Halloween Fish Story

Don’t be a “Terminator” when it comes to caring for your fishy pets.

Posted: October 30, 2009

By Clay Jackson

Click image to enlarge
Fish Terminator 
“I’ll be back.” Don’t be a fish “Terminator.”
marine fish
Our fishes deserve the best care we can give them. If you don’t know something, ask, read, research.

“I’ll be back,” echoed through the fish room as the door didn’t quite slam shut, but remained slightly ajar as doors tend to do when closed in haste. Among the piscine residents of the 55 gallon, the room’s sole tank, electro-magnetic signals spread like a bad case of fin rot that the master of the tank was gone. They’d been given a brief reprieve. But he had only gone to discard a couple of fishy carcasses into the trash bin positioned in the alleyway adjacent to his fish room.

Ridding his fish room and its tank of belly up fishes had become something of a daily occurrence. But when he had first introduced fishes into his newly cycled 55 many months before, everything and everyone seemed to be getting on just fine. It had only been of late that this occasional fish assassin had become a first-rate piscine serial killer. But like most piscine serial killers, our man never intended to deliberately rack up an ever-escalating body count; in fact, he’d kind of backed into it almost by accident by cutting maintenance corners here and there – a little bit at a time. Multi-layered mistakes had been piled high atop one another.

Rather than correct the overstocking and water quality issues, this “Piscine Terminator” accepted and eventually justified the losses. “These guys are only a couple of bucks apiece, I’ll just get some more at my local fish store.”

Playing the diligent hobbyist to a tee at fish shows and aquarium club meetings, none were the wiser as to his fishkeeping ways. His true hobbyist self remained incognito – just the way he liked it. “Don’t show weakness, let them think you’re knowledgeable; don’t ask too many questions …”

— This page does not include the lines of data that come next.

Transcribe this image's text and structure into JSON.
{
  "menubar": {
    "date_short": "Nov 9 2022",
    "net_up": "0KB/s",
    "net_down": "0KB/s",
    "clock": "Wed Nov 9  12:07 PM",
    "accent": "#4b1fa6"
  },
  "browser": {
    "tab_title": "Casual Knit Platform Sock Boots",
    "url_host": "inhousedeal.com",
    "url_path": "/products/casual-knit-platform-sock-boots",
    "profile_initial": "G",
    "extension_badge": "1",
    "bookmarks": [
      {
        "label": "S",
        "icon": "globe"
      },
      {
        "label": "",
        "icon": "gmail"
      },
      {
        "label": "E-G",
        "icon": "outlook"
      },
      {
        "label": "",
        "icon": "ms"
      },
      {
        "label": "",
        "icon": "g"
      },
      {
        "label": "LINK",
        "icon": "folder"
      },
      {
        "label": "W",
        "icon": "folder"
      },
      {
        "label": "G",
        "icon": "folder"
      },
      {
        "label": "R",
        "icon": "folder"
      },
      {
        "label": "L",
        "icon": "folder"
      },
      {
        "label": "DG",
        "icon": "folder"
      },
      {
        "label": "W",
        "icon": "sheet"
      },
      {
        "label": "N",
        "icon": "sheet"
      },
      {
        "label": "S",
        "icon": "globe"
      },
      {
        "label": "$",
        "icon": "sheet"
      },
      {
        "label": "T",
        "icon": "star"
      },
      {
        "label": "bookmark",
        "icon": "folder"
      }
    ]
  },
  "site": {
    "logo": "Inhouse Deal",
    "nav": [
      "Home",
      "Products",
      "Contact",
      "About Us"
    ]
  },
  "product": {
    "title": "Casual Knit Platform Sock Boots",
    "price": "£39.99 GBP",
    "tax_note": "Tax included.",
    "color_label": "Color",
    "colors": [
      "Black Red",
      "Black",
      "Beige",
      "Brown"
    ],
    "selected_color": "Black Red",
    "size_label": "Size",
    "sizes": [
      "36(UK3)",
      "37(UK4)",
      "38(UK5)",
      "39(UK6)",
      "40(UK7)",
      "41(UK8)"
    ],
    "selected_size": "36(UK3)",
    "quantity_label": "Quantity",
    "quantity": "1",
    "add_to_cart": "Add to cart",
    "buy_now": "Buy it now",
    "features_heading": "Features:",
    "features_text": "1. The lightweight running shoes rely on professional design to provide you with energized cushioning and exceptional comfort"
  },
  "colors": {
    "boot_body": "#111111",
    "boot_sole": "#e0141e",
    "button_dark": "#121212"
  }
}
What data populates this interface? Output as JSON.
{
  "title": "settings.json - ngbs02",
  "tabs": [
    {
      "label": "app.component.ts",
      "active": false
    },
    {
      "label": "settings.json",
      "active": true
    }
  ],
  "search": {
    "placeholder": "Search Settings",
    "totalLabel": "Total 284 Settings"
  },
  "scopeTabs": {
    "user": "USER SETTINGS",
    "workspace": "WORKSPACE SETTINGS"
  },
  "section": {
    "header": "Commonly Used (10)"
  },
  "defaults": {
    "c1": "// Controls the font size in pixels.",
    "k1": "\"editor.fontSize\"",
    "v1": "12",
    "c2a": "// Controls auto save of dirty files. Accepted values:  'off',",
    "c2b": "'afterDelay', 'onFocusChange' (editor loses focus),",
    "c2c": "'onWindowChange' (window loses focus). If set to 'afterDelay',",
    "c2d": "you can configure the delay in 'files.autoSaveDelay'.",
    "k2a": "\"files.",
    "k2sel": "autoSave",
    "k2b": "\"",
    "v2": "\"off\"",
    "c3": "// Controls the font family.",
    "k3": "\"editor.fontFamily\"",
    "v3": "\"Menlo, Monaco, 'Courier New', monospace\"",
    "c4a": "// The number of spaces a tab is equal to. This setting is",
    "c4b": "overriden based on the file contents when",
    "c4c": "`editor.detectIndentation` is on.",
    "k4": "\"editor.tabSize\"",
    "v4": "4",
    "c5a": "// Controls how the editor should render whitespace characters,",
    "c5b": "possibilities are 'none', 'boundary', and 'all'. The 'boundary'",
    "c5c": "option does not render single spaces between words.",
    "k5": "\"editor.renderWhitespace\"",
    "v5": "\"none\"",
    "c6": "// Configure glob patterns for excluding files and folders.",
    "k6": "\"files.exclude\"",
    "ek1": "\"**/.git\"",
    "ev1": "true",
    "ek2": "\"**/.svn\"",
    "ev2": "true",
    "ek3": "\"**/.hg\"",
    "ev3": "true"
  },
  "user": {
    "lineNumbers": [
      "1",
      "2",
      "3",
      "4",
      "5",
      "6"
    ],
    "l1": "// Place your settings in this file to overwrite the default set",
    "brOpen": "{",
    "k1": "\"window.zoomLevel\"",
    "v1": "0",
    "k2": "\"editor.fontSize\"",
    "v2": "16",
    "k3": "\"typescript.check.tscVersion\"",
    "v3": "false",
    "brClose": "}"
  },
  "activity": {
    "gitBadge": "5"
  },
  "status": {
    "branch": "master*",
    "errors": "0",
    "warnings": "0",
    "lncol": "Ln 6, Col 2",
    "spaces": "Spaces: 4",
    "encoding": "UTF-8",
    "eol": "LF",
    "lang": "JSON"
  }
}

He’d even gotten creative in disposing of the bodies. Late-night flips of the garbage disposal switch got rid of any evidence of lackadaisical husbandry. “Oh, just cleaning off a few last-minute dishes, honey.” Or when nobody was looking, he’d slide open the rear patio door while pinching a still-wet caudal fin between his forefinger and thumb, and with a quick wrist snap one more airborne fertilizer packet would be on its way to an increasingly greener backyard garden. In fact, his wife, never much of green thumb but a dutiful plodder, couldn’t put her finger on why her garden seemed to have taken off in recent months. She hadn’t really altered anything at all in her gardening protocol, not an iota – but results don’t lie – it must be her skill as a gardener. It had to be.

And there were other peculiar happenings afoot in the “Terminator” house of late, too. Housecats Hostility and Rancor had lost their appetites. They looked healthy but hardly seemed to touch their food bowls anymore. “Honey, maybe it’s time to take the kitties in to the vet for a checkup, what do you think?”

“You know, Constance, I think you baby those two flea merchants. They look perfectly fine to me,” huffed her sheepish husband, with his back turned, not wanting her to read his facial expressions too closely. And, boy oh boy, was she ever good at reading him like a book, when given half a chance. But not this time, not on this night.

And then there were the occasional dinner guests from the neighborhood who described a bit of a “fishy aftertaste” to the meatloaf, tacos, etc. On these occasions the missus turned beet-red while her hubby dabbed his forehead and quickly blurted out, “Scrabble anyone?”

Eventually a crisis of conscience got to the “Terminator.” He began to institute weekly partial water changes; he began testing water parameters daily; he stopped overfeeding his tank, and when he did, any uneaten food was promptly removed; impulse buys ceased; he stopped replacing fish until his stocking levels were in the correct range for a tank of his size and he began to mine the fish knowledgeable all about him – old salts at the fish store and aquarium club offered their advice, various web-based resources like FishChannel.com helped get him up to speed and he became a regular subscriber to FAMA and AFI. Before long his 55 passed muster, and he began to dispense quality advice of his own to fellow hobbyists.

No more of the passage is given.